It is possible to have a group $G$ and a characteristic subgroup $H$ of $G$ such that in the direct square $G \times G$, the corresponding direct square $H \times H$, viewed as a subgroup, is not a characteristic subgroup.

## Notion of finite direct power-closed characteristic

A subgroup $H$ of a group $G$ is termed a finite direct power-closed characteristic subgroup if for any natural number $n$, $H^n$ is characteristic in $G^n$.

## Proof

Further information: direct product of Z8 and Z2

Suppose $G = \mathbb{Z}_8 \times \mathbb{Z}_2$, and $H$ is the subgroup of order four given by: $H := \{ (2,1), (4,0), (6,1), (0,0) \}$

Note that this subgroup is characteristic but not fully invariant, and is a standard example of the fact that characteristic not implies fully invariant in finite abelian group.

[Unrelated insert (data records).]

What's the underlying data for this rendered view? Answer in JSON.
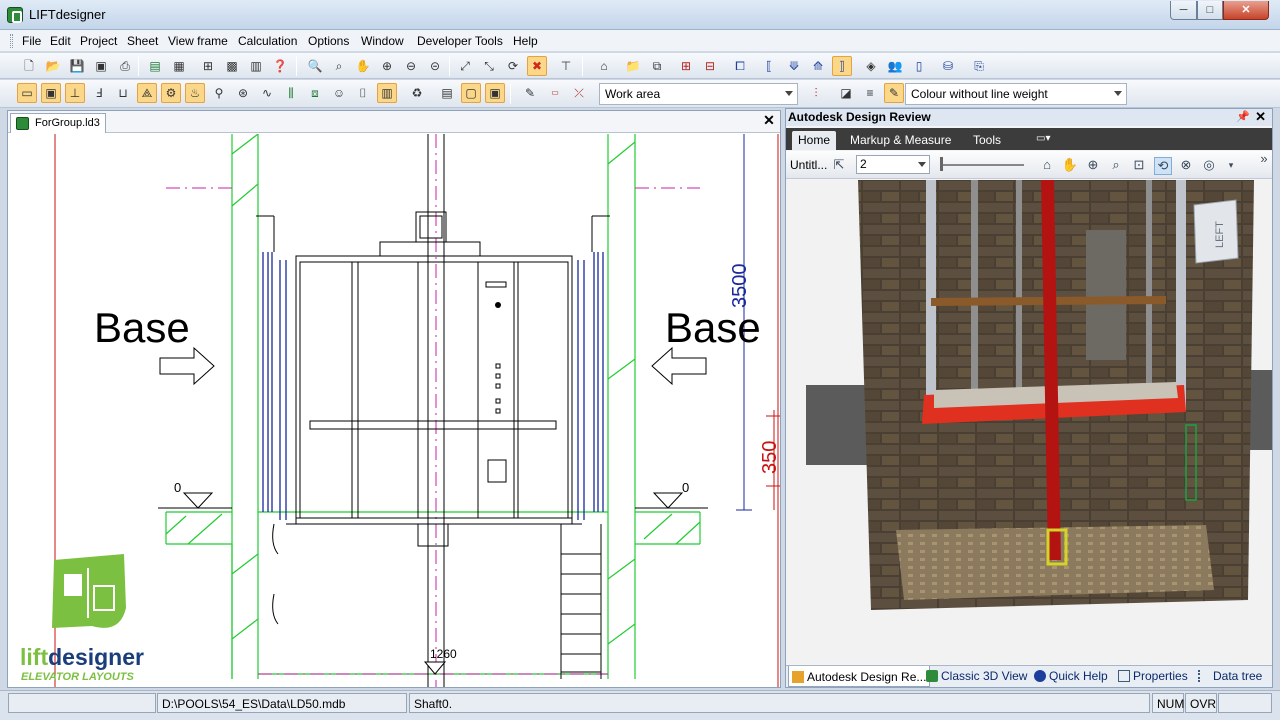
{
  "window": {
    "title": "LIFTdesigner",
    "minimize": "─",
    "maximize": "□",
    "close": "✕"
  },
  "menu": [
    "File",
    "Edit",
    "Project",
    "Sheet",
    "View frame",
    "Calculation",
    "Options",
    "Window",
    "Developer Tools",
    "Help"
  ],
  "toolbar2": {
    "work_area": "Work area",
    "line_style": "Colour without line weight"
  },
  "document": {
    "tab": "ForGroup.ld3",
    "close": "✕",
    "labels": {
      "base_left": "Base",
      "base_right": "Base",
      "dim_pit": "3500",
      "dim_overrun": "350",
      "level_left": "0",
      "level_right": "0",
      "dim_bottom": "1260"
    }
  },
  "logo": {
    "line1_a": "lift",
    "line1_b": "designer",
    "line2": "ELEVATOR LAYOUTS",
    "colors": {
      "green": "#7cc042",
      "navy": "#1a3d7c"
    }
  },
  "review": {
    "title": "Autodesk Design Review",
    "pin": "📌",
    "close": "✕",
    "tabs": [
      "Home",
      "Markup & Measure",
      "Tools"
    ],
    "untitled": "Untitl...",
    "sheet_value": "2",
    "cube_label": "LEFT",
    "bottom_tabs": [
      "Autodesk Design Re...",
      "Classic 3D View",
      "Quick Help",
      "Properties",
      "Data tree"
    ]
  },
  "status": {
    "path": "D:\\POOLS\\54_ES\\Data\\LD50.mdb",
    "shaft": "Shaft0.",
    "num": "NUM",
    "ovr": "OVR"
  }
}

Then, we claim that $H \times H$ is not a characteristic subgroup inside $G \times G$. To see this, consider the endomorphism of $G$ that projects onto the $\mathbb{Z}_8$ coordinate, i.e., the map: $\pi: (a,b) \mapsto (a, 0)$

Now, consider the automorphism of $G \times G$ defined as: $(x,y) \mapsto (x, y + \pi(x))$

This is an endomorphism as it is a sum of endomorphisms; it is an automorphism because it has an inverse: $(x,y) \mapsto (x, y - \pi(x))$

In full, the automorphism is: $((a,b),(c,d)) \mapsto ((a,b),(c + a,d))$

Under this automorphism, the element: $((2,1),(2,1)) \in H \times H$

gets mapped to the element: $((2,1),(4,1))$

which is not inside $H \times H$.